I backed up but there weren’t nowhere to go. I just waited.

He took about two steps and that’s all. He just started sinking in and looking all around surprised. He yanked and strained and wanted to come after me — I was only about fifteen feet away up the bank — but he couldn’t make it.

His ankles went under. “ Quicksand! ” He screamed at me, his eyeballs bulgin’ so big and white. “Quicksand, Bennett, quicksand!”

He kept yellin’ like I should do something. I walked over slow, just as the mud sucked in around the twin poles of his legs, draggin’ him deeper. He reached out with the gun barrel, holdin’ it by the stock. “Grab it, Bennett!”

I started to but I was afraid he’d pull the trigger on me.

“For God’s sake, Bennett, grab it!”

I got scared and started backing away. And when his thighs disappeared and then his big dough stomach, he started hollering and screaming. He layed out flat like he was goin’ to swim out of it and when he seen he couldn’t, he fired on me.

The blast brought down a tree limb over my head. He tried to fire the other barrel but the mud was already suckin’ his hands in. And with all that squishin’ and suckin’ I felt funny-like. ’Cause every inch of Mr. Herm that went in, was an inch that couldn’t hurt me no more.

It was him what made me bad and do what I did with Miss Lottie. I don’t know why he hated me so. Maybe ‘cause his factory was doin’ poor and he din’t like bein’ married and he had to take it out on someone. I never talked back to him. Not once. Even now, while he was bein’ swallowed up — I never said nothing.

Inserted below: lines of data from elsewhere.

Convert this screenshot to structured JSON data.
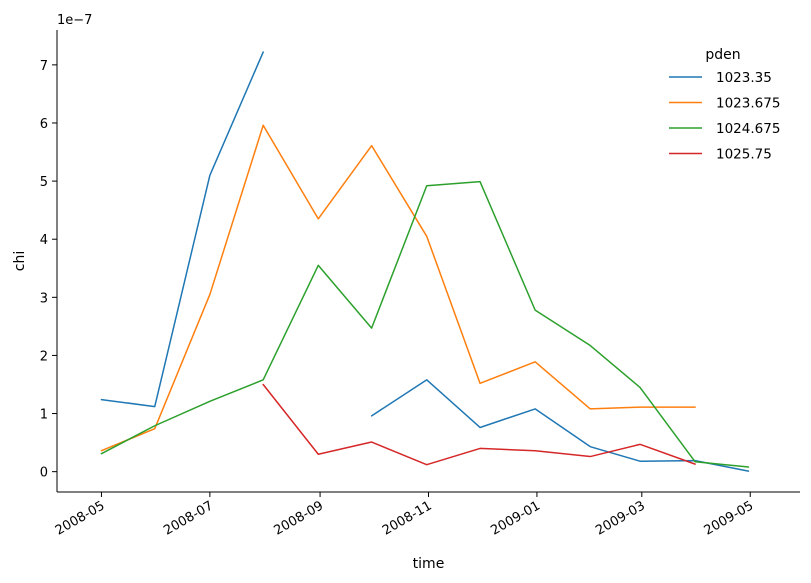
{
  "chart_data": {
    "type": "line",
    "xlabel": "time",
    "ylabel": "chi",
    "y_offset_label": "1e−7",
    "y_scale": 1e-07,
    "xlim": [
      "2008-04-06",
      "2009-05-29"
    ],
    "ylim": [
      -3.5e-08,
      7.6e-07
    ],
    "grid": false,
    "legend_title": "pden",
    "legend_position": "top-right",
    "x_ticks": [
      {
        "date": "2008-05-01",
        "label": "2008-05"
      },
      {
        "date": "2008-07-01",
        "label": "2008-07"
      },
      {
        "date": "2008-09-01",
        "label": "2008-09"
      },
      {
        "date": "2008-11-01",
        "label": "2008-11"
      },
      {
        "date": "2009-01-01",
        "label": "2009-01"
      },
      {
        "date": "2009-03-01",
        "label": "2009-03"
      },
      {
        "date": "2009-05-01",
        "label": "2009-05"
      }
    ],
    "y_ticks": [
      {
        "value": 0,
        "label": "0"
      },
      {
        "value": 1e-07,
        "label": "1"
      },
      {
        "value": 2e-07,
        "label": "2"
      },
      {
        "value": 3e-07,
        "label": "3"
      },
      {
        "value": 4e-07,
        "label": "4"
      },
      {
        "value": 5e-07,
        "label": "5"
      },
      {
        "value": 6e-07,
        "label": "6"
      },
      {
        "value": 7e-07,
        "label": "7"
      }
    ],
    "series": [
      {
        "name": "1023.35",
        "color": "#1f77b4",
        "points": [
          [
            "2008-05-01",
            1.24e-07
          ],
          [
            "2008-05-31",
            1.12e-07
          ],
          [
            "2008-07-01",
            5.1e-07
          ],
          [
            "2008-07-31",
            7.22e-07
          ],
          [
            "2008-08-31",
            null
          ],
          [
            "2008-09-30",
            9.6e-08
          ],
          [
            "2008-10-31",
            1.58e-07
          ],
          [
            "2008-11-30",
            7.6e-08
          ],
          [
            "2008-12-31",
            1.08e-07
          ],
          [
            "2009-01-31",
            4.3e-08
          ],
          [
            "2009-02-28",
            1.8e-08
          ],
          [
            "2009-03-31",
            1.9e-08
          ],
          [
            "2009-04-30",
            1e-09
          ]
        ]
      },
      {
        "name": "1023.675",
        "color": "#ff7f0e",
        "points": [
          [
            "2008-05-01",
            3.6e-08
          ],
          [
            "2008-05-31",
            7.4e-08
          ],
          [
            "2008-07-01",
            3.05e-07
          ],
          [
            "2008-07-31",
            5.96e-07
          ],
          [
            "2008-08-31",
            4.35e-07
          ],
          [
            "2008-09-30",
            5.61e-07
          ],
          [
            "2008-10-31",
            4.05e-07
          ],
          [
            "2008-11-30",
            1.52e-07
          ],
          [
            "2008-12-31",
            1.89e-07
          ],
          [
            "2009-01-31",
            1.08e-07
          ],
          [
            "2009-02-28",
            1.11e-07
          ],
          [
            "2009-03-31",
            1.11e-07
          ]
        ]
      },
      {
        "name": "1024.675",
        "color": "#2ca02c",
        "points": [
          [
            "2008-05-01",
            3.1e-08
          ],
          [
            "2008-05-31",
            7.9e-08
          ],
          [
            "2008-07-01",
            1.21e-07
          ],
          [
            "2008-07-31",
            1.58e-07
          ],
          [
            "2008-08-31",
            3.55e-07
          ],
          [
            "2008-09-30",
            2.47e-07
          ],
          [
            "2008-10-31",
            4.92e-07
          ],
          [
            "2008-11-30",
            4.99e-07
          ],
          [
            "2008-12-31",
            2.78e-07
          ],
          [
            "2009-01-31",
            2.17e-07
          ],
          [
            "2009-02-28",
            1.45e-07
          ],
          [
            "2009-03-31",
            1.7e-08
          ],
          [
            "2009-04-30",
            8e-09
          ]
        ]
      },
      {
        "name": "1025.75",
        "color": "#d62728",
        "points": [
          [
            "2008-07-31",
            1.5e-07
          ],
          [
            "2008-08-31",
            3e-08
          ],
          [
            "2008-09-30",
            5.1e-08
          ],
          [
            "2008-10-31",
            1.2e-08
          ],
          [
            "2008-11-30",
            4e-08
          ],
          [
            "2008-12-31",
            3.6e-08
          ],
          [
            "2009-01-31",
            2.6e-08
          ],
          [
            "2009-02-28",
            4.7e-08
          ],
          [
            "2009-03-31",
            1.3e-08
          ]
        ]
      }
    ]
  }
}
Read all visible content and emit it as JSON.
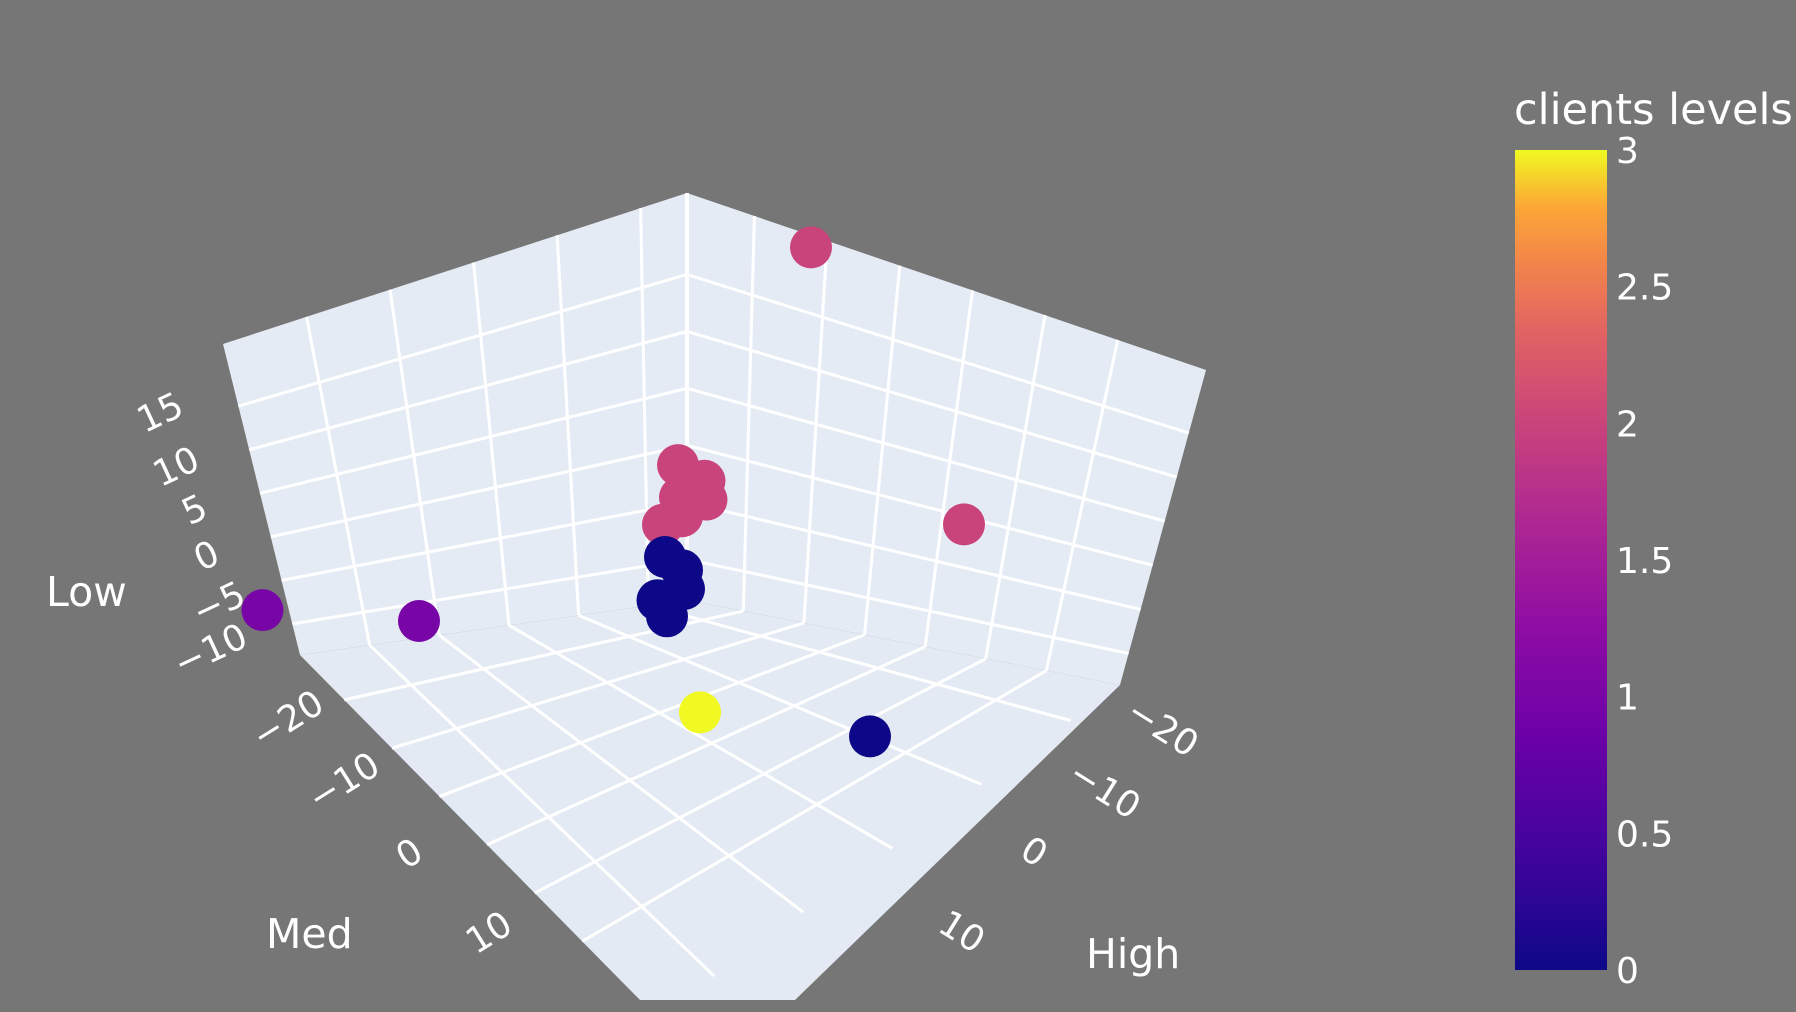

The shotgun and his shoulders went under about the same time, real smooth. Only his head was stickin’ out now and I watched real close. I didn’t want to miss none of that. And it was only then that I found the words.

I walked up to the edge of the darker mud. “How can I help you, Mr. Herm? You always told me true that white trash don’t eat, don’t sleep or breathe — and don’t exist at all. And if I don’t exist, Mr. Herm —” I laughed kinda “— how’m I goin’ to pull you out?”

He started to say something, but his mouth filled up with mud.

Then his head went under, went down with a sucking, puffing noise, and the bubbles came up real slow for a little bit, till the mud closed over his hair with little ripples and movements, and the top was all smooth and quiet.

I could of helped him, I guess. But I was scared and after I wasn’t scared no more, I din’t care. He hated me, Mr. Herm did, and bein’ as hate can run both ways, I guess some of it rubbed off on me. Maybe if he wasn’t always tellin’ me I din’t exist when I knew I did …

Anyway, it’s too late now.

Sittin’ with my knees pulled up like before and thinkin’ of Miss Lottie instead, I knew it’s bad what we did an’ Mam’ll be mad with me, but it felt good just the same.

In a little while, I’m goin’ back — after I’ve thought a little bit more. I hope they’ll believe me; I won’t lie none. If Poppa Jango will allow, I’ll work the Deepwater same as always. No — not the same as always. Things has changed now, I guess. Won’t no one say I don’t exist. No one — ’specially not Miss Lottie.